# Question on Bayesian Learning and Probability Theory

• Feb 3rd 2013, 08:56 PM
chamar
Question on Bayesian Learning and Probability Theory
I have some difficulties at solving a traditional problem where we have two hats, hat A and B, where there are black and white balls in each hats but the experimenter does not know the proportion of $a$ black balls in hat A and proportion $b$ for hat B. Let $0 \le a, b \le 1$ with $a \ne b$. The proportion of hat A is $p_0 \in (0,1)$. The experimenter draws randomly some balls (with replacement) to determine which of the hats he is drawing from. After each $k$ draws, the experimenter updates his beliefs using Bayes' rule. Denote $p_k$ where $k=1,2,...,$ the experimenter posterior probability after k balls have been drawn.

My questions are:
(1) why is $p_k$ a random variable that can take k+1 values? I don't see where the +1 comes from... that's probably because I am not sure how to define the probability space.
(2) is this a martingale due to the replacement of a ball back into the hat after each draws?
• Feb 3rd 2013, 10:53 PM
chiro
Re: Question on Bayesian Learning and Probability Theory
Hey chamar.

Hint: Think how many balls are in the hat and remember the possibility of a zero entry (i.e. no balls).
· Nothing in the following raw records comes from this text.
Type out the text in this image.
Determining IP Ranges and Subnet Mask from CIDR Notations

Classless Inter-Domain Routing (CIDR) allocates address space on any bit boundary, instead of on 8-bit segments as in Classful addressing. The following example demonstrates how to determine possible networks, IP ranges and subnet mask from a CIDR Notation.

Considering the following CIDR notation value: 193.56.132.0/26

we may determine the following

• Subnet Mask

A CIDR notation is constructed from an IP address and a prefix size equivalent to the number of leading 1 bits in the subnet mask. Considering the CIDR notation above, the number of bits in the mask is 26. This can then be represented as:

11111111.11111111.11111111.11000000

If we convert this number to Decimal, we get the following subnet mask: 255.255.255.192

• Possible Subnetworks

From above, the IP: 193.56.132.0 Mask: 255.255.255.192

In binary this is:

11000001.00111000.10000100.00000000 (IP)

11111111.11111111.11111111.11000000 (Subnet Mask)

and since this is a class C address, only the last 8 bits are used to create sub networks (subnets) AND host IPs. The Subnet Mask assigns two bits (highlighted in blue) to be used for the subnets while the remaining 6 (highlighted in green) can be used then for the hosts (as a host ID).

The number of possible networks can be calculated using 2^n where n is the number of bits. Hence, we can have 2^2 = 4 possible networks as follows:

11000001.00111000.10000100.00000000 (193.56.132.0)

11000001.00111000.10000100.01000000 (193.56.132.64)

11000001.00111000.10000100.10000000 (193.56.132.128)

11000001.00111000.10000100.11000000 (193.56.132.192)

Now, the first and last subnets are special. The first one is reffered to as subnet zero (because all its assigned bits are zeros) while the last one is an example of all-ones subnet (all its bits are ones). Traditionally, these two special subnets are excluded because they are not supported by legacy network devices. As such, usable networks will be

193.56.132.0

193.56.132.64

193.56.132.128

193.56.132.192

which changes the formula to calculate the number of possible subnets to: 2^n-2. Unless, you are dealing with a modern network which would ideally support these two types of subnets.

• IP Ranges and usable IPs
It should be a normal martingale if intuitively no past information gives us any better advantage of getting the new expectation value, and also that the expectation value doesn't change (as opposed to sub and super martingales).

For this process, if the balls are put back where they came from and the drawing process is strictly random, then it should be a martingale.
• Feb 3rd 2013, 11:58 PM
chamar
Re: Question on Bayesian Learning and Probability Theory
Thanks for the help chiro. yes that's what I was thinking... but can $p_k$ be stochastic?
• Feb 3rd 2013, 11:59 PM
chamar
Re: Question on Bayesian Learning and Probability Theory
Thanks for the help chiro. yes that's what I was thinking... but can $p_k$ be stochastic?
• Feb 4th 2013, 01:04 AM
chiro
Re: Question on Bayesian Learning and Probability Theory
Absolutely: It can have a distribution and the point with this problem is that it really has to since you don't know the distribution (in terms of balls) and hence don't know the ratio.

This is a great example of using the Bayesian method for a problem that is well suited (in terms of what information you know and the models you can use).